[Historical Inspiration] Carrier-centered Fleets

We all knew the importance of the aircraft carrier on the Pacific War at large, and there are many individuals that you can credit to its elevation. I, however, think (at least on the US side), the handsome devil I posted up there should get the bulk of the credit.

Billy Mitchell’s dramatic demonstrations aside, what Chester Nimitz recognized very early on was that the battleship was highly vulnerable to air attack, and that a better way of navigating fleet units would be necessary. This would eventually become what we call the “circular formation,” or basically, the typical sort of naval formations with capital ships in the center, and concentric rings of lighter units around.

In his own memoirs, Nimitz credits the idea to his classmate in the Naval War College, Commander MacFall. Back then, ships were arranged in battle something like this, along the lines of Jutland.

You can see this is a bit unwieldy, but what MacFall figured was that if you put your cruisers and destroyers in a circle around the capital ships, this would form something like a loose series of rings. The advantages would not only be to concentrate antiaircraft fire, but at a single order, the entire fleet can turn together, making it much easier to get into proper position.

The downside, of course, was that it’s hard to stay on station. If the fleet isn’t coordinated well, ships could fall away. In any case, Nimitz was very impressed by the potential, and thought it would be a good idea to try it out somewhere. First, however, he had to prove that this would work. Before long, he was sent to the USS California in 1923. He acted as the tactical officer to Admiral Robison.

My greatest problem was to convince the senior captains in the fleet that this was a proper cruising formation. I even had to persuade my own admiral to agree with me after he had had conferences with the captains, who did not like that cruising all alone out there by themselves on a point in the formation.

Robison was pretty willing to try out the formation. A trial run using the California in the center ringed by battleships and lighter ships on the outer rings was pretty successful.

Nimitz thought, well, this works pretty well. He soon got a chance to test this out in another trial. The Navy was a part of a particular problem, where the simulation was to land marines onto the Panama Canal. At the time, the USN had one carrier – Langley – on hand. If you read Pacific and notice her character profile’s historical notes, this is part of what she contributed to.

Before Nimitz came along, the carrier basically had to sortie out on her own. You may have came across in other works allusions to carriers being used as scouts. This is exactly it. Back then, the formations were all like those boxes up there, and a carrier had to be detached from the main fleet with very few escort units to perform her duties.

Nimitz saw this and thought this was no good. He asked instead to have the carrier along for the next maneuvers. Nimitz’s idea was that the carrier should be at the center of the circular formation, and that’s where he placed the Langley. This would be the first time anyone’s tried to create a carrier-centric force and applied to real exercises – which is as close as you get without having, well, actual war.

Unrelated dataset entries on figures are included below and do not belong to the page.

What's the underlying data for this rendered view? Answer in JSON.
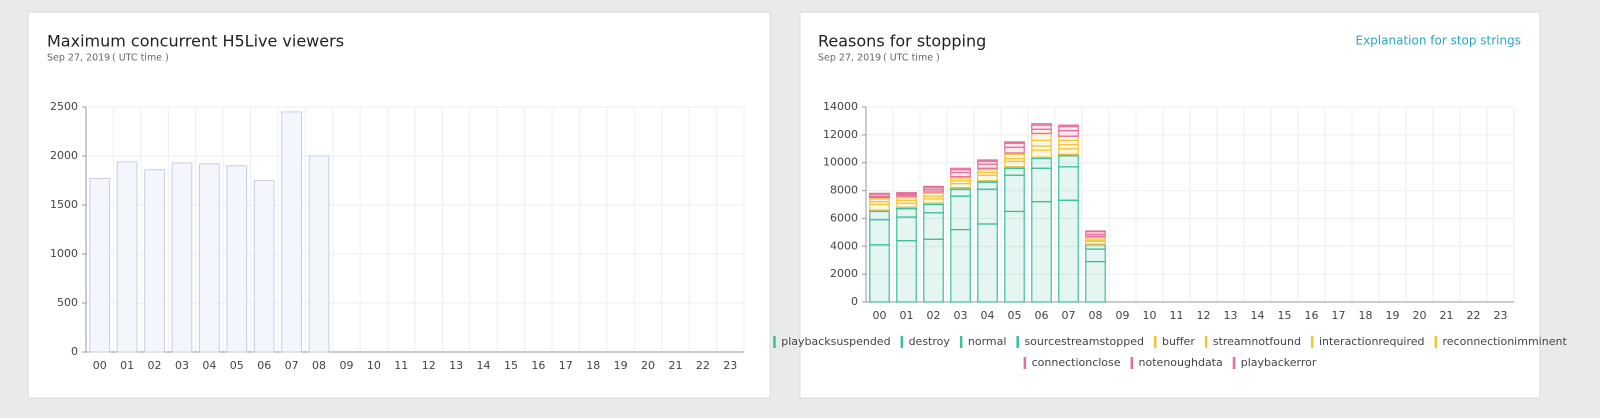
{
  "chart_data": [
    {
      "type": "bar",
      "title": "Maximum concurrent H5Live viewers",
      "date": "Sep 27, 2019",
      "timezone": "( UTC time )",
      "categories": [
        "00",
        "01",
        "02",
        "03",
        "04",
        "05",
        "06",
        "07",
        "08",
        "09",
        "10",
        "11",
        "12",
        "13",
        "14",
        "15",
        "16",
        "17",
        "18",
        "19",
        "20",
        "21",
        "22",
        "23"
      ],
      "values": [
        1770,
        1940,
        1860,
        1930,
        1920,
        1900,
        1750,
        2450,
        2000,
        null,
        null,
        null,
        null,
        null,
        null,
        null,
        null,
        null,
        null,
        null,
        null,
        null,
        null,
        null
      ],
      "color": "#c5cde8",
      "ylim": [
        0,
        2500
      ],
      "yticks": [
        0,
        500,
        1000,
        1500,
        2000,
        2500
      ],
      "grid": true
    },
    {
      "type": "stacked_bar",
      "title": "Reasons for stopping",
      "date": "Sep 27, 2019",
      "timezone": "( UTC time )",
      "link": "Explanation for stop strings",
      "categories": [
        "00",
        "01",
        "02",
        "03",
        "04",
        "05",
        "06",
        "07",
        "08",
        "09",
        "10",
        "11",
        "12",
        "13",
        "14",
        "15",
        "16",
        "17",
        "18",
        "19",
        "20",
        "21",
        "22",
        "23"
      ],
      "ylim": [
        0,
        14000
      ],
      "yticks": [
        0,
        2000,
        4000,
        6000,
        8000,
        10000,
        12000,
        14000
      ],
      "grid": true,
      "series": [
        {
          "name": "playbacksuspended",
          "color": "#3dbf9c",
          "values": [
            4100,
            4400,
            4500,
            5200,
            5600,
            6500,
            7200,
            7300,
            2900,
            null,
            null,
            null,
            null,
            null,
            null,
            null,
            null,
            null,
            null,
            null,
            null,
            null,
            null,
            null
          ]
        },
        {
          "name": "destroy",
          "color": "#3dbf9c",
          "values": [
            1800,
            1700,
            1900,
            2400,
            2500,
            2600,
            2400,
            2400,
            900,
            null,
            null,
            null,
            null,
            null,
            null,
            null,
            null,
            null,
            null,
            null,
            null,
            null,
            null,
            null
          ]
        },
        {
          "name": "normal",
          "color": "#3dbf9c",
          "values": [
            600,
            600,
            600,
            500,
            500,
            500,
            700,
            800,
            300,
            null,
            null,
            null,
            null,
            null,
            null,
            null,
            null,
            null,
            null,
            null,
            null,
            null,
            null,
            null
          ]
        },
        {
          "name": "sourcestreamstopped",
          "color": "#3dbf9c",
          "values": [
            100,
            100,
            100,
            100,
            100,
            100,
            100,
            100,
            50,
            null,
            null,
            null,
            null,
            null,
            null,
            null,
            null,
            null,
            null,
            null,
            null,
            null,
            null,
            null
          ]
        },
        {
          "name": "buffer",
          "color": "#f5c33b",
          "values": [
            400,
            300,
            300,
            300,
            400,
            400,
            500,
            400,
            200,
            null,
            null,
            null,
            null,
            null,
            null,
            null,
            null,
            null,
            null,
            null,
            null,
            null,
            null,
            null
          ]
        },
        {
          "name": "streamnotfound",
          "color": "#f5c33b",
          "values": [
            200,
            200,
            200,
            200,
            200,
            200,
            300,
            300,
            100,
            null,
            null,
            null,
            null,
            null,
            null,
            null,
            null,
            null,
            null,
            null,
            null,
            null,
            null,
            null
          ]
        },
        {
          "name": "interactionrequired",
          "color": "#f5c33b",
          "values": [
            200,
            200,
            200,
            200,
            200,
            300,
            400,
            300,
            150,
            null,
            null,
            null,
            null,
            null,
            null,
            null,
            null,
            null,
            null,
            null,
            null,
            null,
            null,
            null
          ]
        },
        {
          "name": "reconnectionimminent",
          "color": "#f5c33b",
          "values": [
            100,
            100,
            100,
            100,
            100,
            100,
            500,
            300,
            100,
            null,
            null,
            null,
            null,
            null,
            null,
            null,
            null,
            null,
            null,
            null,
            null,
            null,
            null,
            null
          ]
        },
        {
          "name": "connectionclose",
          "color": "#e66d9b",
          "values": [
            100,
            100,
            150,
            300,
            300,
            400,
            300,
            400,
            150,
            null,
            null,
            null,
            null,
            null,
            null,
            null,
            null,
            null,
            null,
            null,
            null,
            null,
            null,
            null
          ]
        },
        {
          "name": "notenoughdata",
          "color": "#e66d9b",
          "values": [
            150,
            100,
            150,
            200,
            200,
            300,
            300,
            300,
            200,
            null,
            null,
            null,
            null,
            null,
            null,
            null,
            null,
            null,
            null,
            null,
            null,
            null,
            null,
            null
          ]
        },
        {
          "name": "playbackerror",
          "color": "#e66d9b",
          "values": [
            50,
            50,
            100,
            100,
            100,
            100,
            100,
            100,
            50,
            null,
            null,
            null,
            null,
            null,
            null,
            null,
            null,
            null,
            null,
            null,
            null,
            null,
            null,
            null
          ]
        }
      ]
    }
  ]
}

What Admiral Robison found – much to his pleasure – was that not only did the entire battle fleet had the protection of Langley’s air planes, but the entire fleet in turn could protect the Langley from submarines or other aircraft, too. Robison was so impressed, in fact, that he wrote to the Navy Department to rush out the Lexington and Saratoga.

Nimitz himself had this to say about this particular exercise, nearly forty years later.

I regard the tactical exercises that we had at that time as laying the groundwork for the cruising formations that we used in World War II in the carrier air groups and practical every kind of task force that went out.

Of course, due to the peaceful times of the interwar period, nobody really paid it much attention. Nimitz himself was assigned to shore duty a year later, and the circular formation and the carrier-based fleet didn’t get any thought until nearly a decade later, where Forrest Sherman brought it up as a concept for carrier-centered task forces.

Still, you can see that if you read between the lines and pay attention to history, it’s very easy to notice these things. This is part of the reason why I find it so interesting.


Most historical inspirations will have some aspect within Pacific, and this is no exception. I naturally draw inspiration from these historical figures when I consider Mike, being our everyman-heroic-protagonist of this particular work. It’s why you’re beginning to see some of the more “tactical” innovations surface in some of the other updates. Shipgirl combat, as it turns out, is quite different from naval combat!